Groups providing speech/writing fees and/or travel: Smokeless Tobacco Council ($2,000); American Iron and Steel Institute ($2,000); College of American Pathologists ($2,000); American Paper Institute ($2,000); TBS ($200); Dow Jones & Co. ($100); Society of American Florists ($1,000); and Recording Industry Association of America ($2,000).

Also, Sandoz Corp. (1,000); National Association of Manufacturers ($1,000); Labor Policy Association ($2,000); National Community Action Foundation ($2,000); Fisher & Phillips ($2,000 plus trip); American Academy of Dermatology ($2,000); Conference Management ($1,000); Associated Specialty Contractors ($2,000) and U.S. Chamber of Commerce ($600).

Also, International Sanitary Supply Association ($2,000); National Association of Temporary Services ($2,000); American Speech-Language-Hearing Association($2,000); American Meat Inst. ($2,000); International Taxicab Association ($2,000); Financial Executives Inst. ($2,000); International Fabricare Inst. ($2,000 plus trip); Council on Labor Law Equality ($1,000);and Christian Science Publishing ($100).

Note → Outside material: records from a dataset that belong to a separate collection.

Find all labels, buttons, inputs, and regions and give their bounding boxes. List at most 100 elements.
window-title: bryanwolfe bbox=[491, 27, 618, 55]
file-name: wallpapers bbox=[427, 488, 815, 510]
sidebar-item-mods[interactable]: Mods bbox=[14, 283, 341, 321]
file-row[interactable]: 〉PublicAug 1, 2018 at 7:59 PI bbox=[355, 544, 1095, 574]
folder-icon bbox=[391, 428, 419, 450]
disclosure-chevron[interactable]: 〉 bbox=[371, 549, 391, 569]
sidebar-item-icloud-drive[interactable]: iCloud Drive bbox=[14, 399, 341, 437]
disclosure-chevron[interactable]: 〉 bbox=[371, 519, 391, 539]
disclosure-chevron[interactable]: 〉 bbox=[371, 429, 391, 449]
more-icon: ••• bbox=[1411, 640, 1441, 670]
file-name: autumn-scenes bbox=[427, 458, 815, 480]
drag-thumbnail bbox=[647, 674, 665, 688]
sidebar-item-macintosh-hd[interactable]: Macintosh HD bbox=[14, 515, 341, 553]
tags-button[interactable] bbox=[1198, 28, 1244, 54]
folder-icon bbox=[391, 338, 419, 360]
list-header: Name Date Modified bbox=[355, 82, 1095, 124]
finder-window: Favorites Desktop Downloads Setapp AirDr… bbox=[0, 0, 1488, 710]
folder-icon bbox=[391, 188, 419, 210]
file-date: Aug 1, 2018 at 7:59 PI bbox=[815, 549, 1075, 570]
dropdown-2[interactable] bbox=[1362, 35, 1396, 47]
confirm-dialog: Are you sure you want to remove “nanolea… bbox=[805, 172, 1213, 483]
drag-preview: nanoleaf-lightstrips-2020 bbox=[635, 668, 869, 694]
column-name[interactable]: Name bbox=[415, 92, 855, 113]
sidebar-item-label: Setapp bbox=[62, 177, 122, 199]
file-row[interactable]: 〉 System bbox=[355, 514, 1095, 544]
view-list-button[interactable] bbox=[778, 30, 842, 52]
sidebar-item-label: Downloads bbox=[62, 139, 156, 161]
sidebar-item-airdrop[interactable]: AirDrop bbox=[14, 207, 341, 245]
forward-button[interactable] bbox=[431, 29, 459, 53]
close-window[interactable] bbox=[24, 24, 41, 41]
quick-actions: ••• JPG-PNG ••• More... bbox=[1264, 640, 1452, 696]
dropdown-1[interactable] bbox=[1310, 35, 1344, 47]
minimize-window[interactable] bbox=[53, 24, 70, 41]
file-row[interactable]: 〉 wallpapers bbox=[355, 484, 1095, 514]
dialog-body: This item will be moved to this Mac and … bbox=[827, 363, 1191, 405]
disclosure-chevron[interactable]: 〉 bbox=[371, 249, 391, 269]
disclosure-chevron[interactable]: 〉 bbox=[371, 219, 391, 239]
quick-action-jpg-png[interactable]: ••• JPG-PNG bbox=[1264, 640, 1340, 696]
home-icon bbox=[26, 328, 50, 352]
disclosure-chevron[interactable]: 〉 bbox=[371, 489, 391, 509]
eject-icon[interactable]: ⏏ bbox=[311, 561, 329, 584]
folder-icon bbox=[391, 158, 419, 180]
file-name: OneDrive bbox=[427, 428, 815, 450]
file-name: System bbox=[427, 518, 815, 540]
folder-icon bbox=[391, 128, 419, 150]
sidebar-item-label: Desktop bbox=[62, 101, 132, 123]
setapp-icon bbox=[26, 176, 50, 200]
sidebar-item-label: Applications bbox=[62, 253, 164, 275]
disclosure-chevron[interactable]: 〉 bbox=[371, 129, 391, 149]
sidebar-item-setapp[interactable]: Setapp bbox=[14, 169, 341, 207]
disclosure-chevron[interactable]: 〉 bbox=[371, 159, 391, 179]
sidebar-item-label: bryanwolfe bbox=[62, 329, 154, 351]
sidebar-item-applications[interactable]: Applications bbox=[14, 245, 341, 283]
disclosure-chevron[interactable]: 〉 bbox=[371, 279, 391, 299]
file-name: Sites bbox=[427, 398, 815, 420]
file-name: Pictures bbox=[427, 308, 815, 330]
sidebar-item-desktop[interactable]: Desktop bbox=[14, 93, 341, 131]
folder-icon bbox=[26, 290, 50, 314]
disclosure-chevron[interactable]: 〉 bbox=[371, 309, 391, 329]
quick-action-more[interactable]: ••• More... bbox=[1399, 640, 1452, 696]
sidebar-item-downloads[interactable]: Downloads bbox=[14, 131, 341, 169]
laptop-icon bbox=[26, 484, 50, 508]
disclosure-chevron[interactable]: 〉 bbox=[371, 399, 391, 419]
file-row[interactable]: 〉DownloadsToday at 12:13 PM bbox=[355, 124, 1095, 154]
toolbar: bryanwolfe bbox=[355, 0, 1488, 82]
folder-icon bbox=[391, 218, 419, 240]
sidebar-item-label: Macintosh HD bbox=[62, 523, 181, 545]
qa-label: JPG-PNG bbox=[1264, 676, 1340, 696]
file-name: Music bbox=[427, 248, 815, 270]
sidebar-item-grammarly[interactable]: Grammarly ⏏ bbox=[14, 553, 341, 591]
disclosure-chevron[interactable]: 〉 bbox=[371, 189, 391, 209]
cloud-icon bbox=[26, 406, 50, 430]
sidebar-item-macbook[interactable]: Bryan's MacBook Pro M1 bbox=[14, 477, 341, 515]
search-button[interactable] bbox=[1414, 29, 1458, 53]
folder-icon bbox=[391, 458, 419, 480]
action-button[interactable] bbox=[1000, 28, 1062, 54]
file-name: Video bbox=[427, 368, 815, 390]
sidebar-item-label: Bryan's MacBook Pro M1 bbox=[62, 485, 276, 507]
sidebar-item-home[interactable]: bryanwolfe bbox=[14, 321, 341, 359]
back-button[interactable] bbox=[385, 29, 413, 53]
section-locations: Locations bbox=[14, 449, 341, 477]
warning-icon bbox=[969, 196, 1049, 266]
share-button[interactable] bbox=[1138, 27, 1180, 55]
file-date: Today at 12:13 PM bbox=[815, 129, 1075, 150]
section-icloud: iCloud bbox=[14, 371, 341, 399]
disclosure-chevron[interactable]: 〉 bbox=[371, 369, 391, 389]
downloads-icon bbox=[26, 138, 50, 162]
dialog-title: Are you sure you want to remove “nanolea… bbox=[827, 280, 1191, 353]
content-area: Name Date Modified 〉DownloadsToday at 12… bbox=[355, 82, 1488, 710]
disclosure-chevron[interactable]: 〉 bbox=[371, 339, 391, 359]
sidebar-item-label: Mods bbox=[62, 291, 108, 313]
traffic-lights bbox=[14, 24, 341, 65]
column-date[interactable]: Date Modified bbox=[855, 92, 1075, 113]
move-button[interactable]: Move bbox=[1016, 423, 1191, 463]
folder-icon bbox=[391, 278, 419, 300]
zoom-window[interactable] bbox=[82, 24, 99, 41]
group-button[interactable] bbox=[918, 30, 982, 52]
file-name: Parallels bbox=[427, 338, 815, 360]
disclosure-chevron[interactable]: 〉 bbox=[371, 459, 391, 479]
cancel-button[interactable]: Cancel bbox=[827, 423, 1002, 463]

Also, Stell Manufacturers Association ($2,000); Capital Legislative Services ($2,000); Syva Co. ($2,000); American Association of Advertising Agencies ($2,000); American Frozen Food Inst. ($1,000); Verner, Liipfert, Bernhard, McPherson & Hand ($2,000); Pfizer Inc. ($2,000); and AB Laffer, V.A. Canto & Assoc. ($2,000).

Also, National Food Processors Association ($2,000); Grocery Manufacturers of America ($2,000); Jackson, Lewis, Scknitzler & Krupman ($2,000 plus trip); Printing Industries of America ($2,000); Sonnenschein Nath & Rosenthal ($2,000 plus trip); National Association of Manufacturers ($1,000); and Pepsico ($2,000 plus trip).

Trips were also provided by the American Israel Public Affairs Committee, Tom Phillips Campaign, Danny Thompson Memorial Golf Tournament, Salvador Diaz-Verson, Pepperdine University and Senators' Ski Cup.

REP. JIM HANSEN - House salary: $96,600. Speech fees: $24,500. Interest/dividends/rent: $5,806-$20,000. Total income: $126,906-$141,100.

Assets (other than personal home): $104,006-$260,000. Liabilities: $15,001-$50,000.

Gifts: None.

Travel: Nine trips to such places as Colorado Springs, Dallas, Chicago, San Diego and Naples, Fla.

Groups providing speech fees and/or travel: Edison Electric ($1,000); ISC Defense & Space Group ($2,000), Northrup Corp. ($2,000); D.H. Lloyd & Association ($1,000); AAI Corp. ($2,000); Morton-Thiokol ($1,000); Bonneville Group (2,000); LTV ($2,000); and American First Credit Union ($1,000).

Also, Sierra Pacific Power ($2,000); Westinghouse ($2,000); Chicago Mercantile Exchange ($750); Chicago Board of Trade ($750); General Atomics ($2,000); Ebasco Inc. ($1,000); Enserch Corp. ($1,000); and Hercules Corp. ($1,000).

REP. BILL ORTON - Salary as attorney: $18,100. (He campaigned full-time after March. His 1989 income was about $250,000.). Interest/dividends/rent: $6,203-$13,500. Total income: $24,303-$31,501.

Assets: $733,010-$1,595,000. Liabilities: $150,002-$350,000.

Gifts: None.

Travel: None.

Special-interest groups that paid speech fees and/or travel: none.

REP. WAYNE OWENS - He did not file a disclosure form by the Wednesday deadline, but obtained an extension allowing him to file later. He has obtained extensions for four of the past five years.